• "I've been a cross dresser for years. My wife doesn't know - how can I tell her about this?"


    I am a cross-dresser and have been doing it privately for years. My wife has never suspected and as much as I'd like to tell her, I've never been game to.

    Recently, she found some underwear that I'd bought for myself on the internet in the washing. She's questioned me about it and I think now thinks I'm having an affair.

    I don't know what is worse - her thinking I'm having an affair or finding out that I'm a cross-dresser. What should I do?


    Cross-dressing - men wanting to wear women's clothes (often underwear) for sexual pleasure - has been around forever but just starting to be talked about because a few 'men's men' confessed to doing it.

    75% of cross-dressers are heterosexual and it's only really considered a problem if you can't get aroused without it - or you've told your partner and they can't handle it.

    To be honest, I don't know any women who wouldn't be a little perturbed by their husband admitting to nicking her silk knickers and tights. But thinking your husband is having an affair is worse in my books. So I think you should tell her what's going on but be aware, she may react badly to begin with.

    You have nothing to be ashamed of but it will come as a shock because no-one talks about it and she will probably instantly jump to the conclusion that you are gay. That's the first reassurance to give her.

    If you have any good books about it or literature (there's lots on the net if you google 'cross-dressing', just wade through all the clothing sites and you'll see there are some good psychological articles on it), bring them and give them to her to read so she has instant, non-judgemental information at hand.

    Start by telling her the reason why you want her to know and explain why you've previously kept it secret. Expect her to be shocked and be prepared to talk about when it all started and what satisfaction you get from it. Be prepared for anger, lots of questions and give her time to try to understand.

    Fix your love life fast

    Comments (2)

    • jenna: June 01, 2009 21:23
      i dont think your wife will be angry as such just more surprised than anything. just let her know that nothing has changed its just part of who you are and something that makes you happy and that you enjoy. if she loves you as she has done all these years she will understand that. just assure her that you love her the same as you always have and you are still the same person you've always been and im sure she'll be just relieved your not cheating! plus if your lucky this could be something she'd be happy to introduce into the bedroom for the future!!
      Good luck x x x x (-=
    • manchester_cd: September 20, 2009 09:07
      Having been in a similar situation, I would tell you that it is likely to change your relationship forever.

      Many women seem to associate cross-dressing with being gay, but like any other sample of society there are those who are and those who aren't. Think about what you have to say and then think it over some more.

      My situation was that once I told my wife, she started to see me as "less of a man" - which of course I wasn't, I just had enjoyed dressing in sexy clothing and underwear for years, even before I met her or had any relationships at all. Despite me explaining it fully, she made up her own mind and eventually there were the inevitable affairs and marital break-up.
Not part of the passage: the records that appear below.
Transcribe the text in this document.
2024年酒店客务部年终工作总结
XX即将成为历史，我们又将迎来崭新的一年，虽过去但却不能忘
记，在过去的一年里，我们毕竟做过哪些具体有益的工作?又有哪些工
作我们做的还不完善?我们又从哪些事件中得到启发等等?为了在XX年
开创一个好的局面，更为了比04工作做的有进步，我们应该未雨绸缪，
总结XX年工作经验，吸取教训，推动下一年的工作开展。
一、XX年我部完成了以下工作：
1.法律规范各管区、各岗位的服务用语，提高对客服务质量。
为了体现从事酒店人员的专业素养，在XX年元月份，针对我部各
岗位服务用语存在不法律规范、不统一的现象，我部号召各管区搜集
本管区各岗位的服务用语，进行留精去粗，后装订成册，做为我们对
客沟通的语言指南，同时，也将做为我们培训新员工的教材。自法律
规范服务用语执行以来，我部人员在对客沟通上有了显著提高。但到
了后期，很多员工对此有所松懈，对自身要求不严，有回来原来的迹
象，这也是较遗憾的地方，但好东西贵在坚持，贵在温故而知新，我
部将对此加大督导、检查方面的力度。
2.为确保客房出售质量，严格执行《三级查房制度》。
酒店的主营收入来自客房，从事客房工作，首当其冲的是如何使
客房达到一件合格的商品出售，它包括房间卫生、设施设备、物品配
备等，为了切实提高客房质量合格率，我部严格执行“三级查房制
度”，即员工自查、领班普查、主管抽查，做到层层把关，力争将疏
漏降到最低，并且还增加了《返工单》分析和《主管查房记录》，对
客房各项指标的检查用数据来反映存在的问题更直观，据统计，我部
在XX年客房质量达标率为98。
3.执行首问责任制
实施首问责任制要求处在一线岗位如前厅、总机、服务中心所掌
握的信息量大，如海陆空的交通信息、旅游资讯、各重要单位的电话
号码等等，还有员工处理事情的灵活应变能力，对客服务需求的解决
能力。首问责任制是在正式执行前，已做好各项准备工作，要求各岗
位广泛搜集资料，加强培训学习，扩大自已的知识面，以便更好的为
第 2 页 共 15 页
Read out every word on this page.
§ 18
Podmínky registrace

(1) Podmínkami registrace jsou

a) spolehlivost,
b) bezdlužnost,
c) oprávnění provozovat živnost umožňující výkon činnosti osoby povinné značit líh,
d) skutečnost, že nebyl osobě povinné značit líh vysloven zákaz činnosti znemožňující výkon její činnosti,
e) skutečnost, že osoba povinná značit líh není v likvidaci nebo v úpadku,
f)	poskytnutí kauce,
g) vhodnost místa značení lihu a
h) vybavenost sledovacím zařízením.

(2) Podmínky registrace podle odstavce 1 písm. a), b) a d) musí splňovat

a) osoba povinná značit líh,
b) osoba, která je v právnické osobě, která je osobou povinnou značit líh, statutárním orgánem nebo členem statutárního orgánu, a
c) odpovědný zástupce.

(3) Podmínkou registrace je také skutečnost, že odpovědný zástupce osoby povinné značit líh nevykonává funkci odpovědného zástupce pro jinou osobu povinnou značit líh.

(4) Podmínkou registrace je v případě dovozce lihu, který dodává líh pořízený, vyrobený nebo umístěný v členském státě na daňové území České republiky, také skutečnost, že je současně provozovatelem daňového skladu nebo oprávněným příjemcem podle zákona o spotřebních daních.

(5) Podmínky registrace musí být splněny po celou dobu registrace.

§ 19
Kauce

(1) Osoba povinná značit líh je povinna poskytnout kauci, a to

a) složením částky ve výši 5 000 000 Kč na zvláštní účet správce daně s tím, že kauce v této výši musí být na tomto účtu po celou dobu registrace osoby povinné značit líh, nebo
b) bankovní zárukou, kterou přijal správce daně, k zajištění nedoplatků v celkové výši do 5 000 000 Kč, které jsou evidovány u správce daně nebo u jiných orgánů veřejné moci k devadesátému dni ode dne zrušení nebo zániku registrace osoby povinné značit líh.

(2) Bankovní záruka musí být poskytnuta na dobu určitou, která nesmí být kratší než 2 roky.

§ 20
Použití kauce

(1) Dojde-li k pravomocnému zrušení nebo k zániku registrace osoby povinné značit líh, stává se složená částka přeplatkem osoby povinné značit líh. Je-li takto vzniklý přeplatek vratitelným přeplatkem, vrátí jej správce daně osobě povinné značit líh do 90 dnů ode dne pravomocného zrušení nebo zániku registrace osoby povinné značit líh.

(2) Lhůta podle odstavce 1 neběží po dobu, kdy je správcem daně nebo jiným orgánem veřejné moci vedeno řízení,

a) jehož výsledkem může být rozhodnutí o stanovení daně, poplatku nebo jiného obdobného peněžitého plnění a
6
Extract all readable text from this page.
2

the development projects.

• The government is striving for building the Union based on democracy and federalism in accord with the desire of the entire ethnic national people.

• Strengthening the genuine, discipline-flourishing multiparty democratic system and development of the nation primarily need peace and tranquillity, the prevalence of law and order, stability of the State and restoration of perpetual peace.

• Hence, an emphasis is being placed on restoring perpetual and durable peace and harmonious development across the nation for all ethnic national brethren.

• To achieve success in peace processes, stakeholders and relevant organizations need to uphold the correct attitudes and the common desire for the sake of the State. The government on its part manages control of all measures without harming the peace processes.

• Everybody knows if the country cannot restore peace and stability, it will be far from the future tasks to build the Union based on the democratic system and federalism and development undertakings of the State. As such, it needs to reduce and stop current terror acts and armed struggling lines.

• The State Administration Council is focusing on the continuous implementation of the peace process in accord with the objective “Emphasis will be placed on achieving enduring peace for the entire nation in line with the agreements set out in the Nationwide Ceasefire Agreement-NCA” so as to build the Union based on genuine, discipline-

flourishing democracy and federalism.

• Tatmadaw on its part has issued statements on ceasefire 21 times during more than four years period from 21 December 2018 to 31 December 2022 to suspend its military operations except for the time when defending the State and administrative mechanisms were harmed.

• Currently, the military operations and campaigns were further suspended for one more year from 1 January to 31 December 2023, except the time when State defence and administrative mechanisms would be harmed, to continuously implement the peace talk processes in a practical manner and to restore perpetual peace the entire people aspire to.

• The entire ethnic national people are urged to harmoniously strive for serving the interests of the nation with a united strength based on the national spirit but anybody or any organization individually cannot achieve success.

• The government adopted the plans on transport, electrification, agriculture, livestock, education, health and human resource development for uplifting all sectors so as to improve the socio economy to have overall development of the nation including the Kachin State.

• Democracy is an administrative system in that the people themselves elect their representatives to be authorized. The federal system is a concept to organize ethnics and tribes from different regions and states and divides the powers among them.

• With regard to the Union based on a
      Eventually I found a new girlfriend and introduced her to the idea of stockings and other materials being fetishy and sexy and took it from there. She still thought I was gay though!!

      She is still coming to terms with it, but trust me when I say that the true way to sell it is that once a woman accepts it in the relationship, you'll think more than twice about leaving her, as the support and understanding aspects of crossdressing are very important.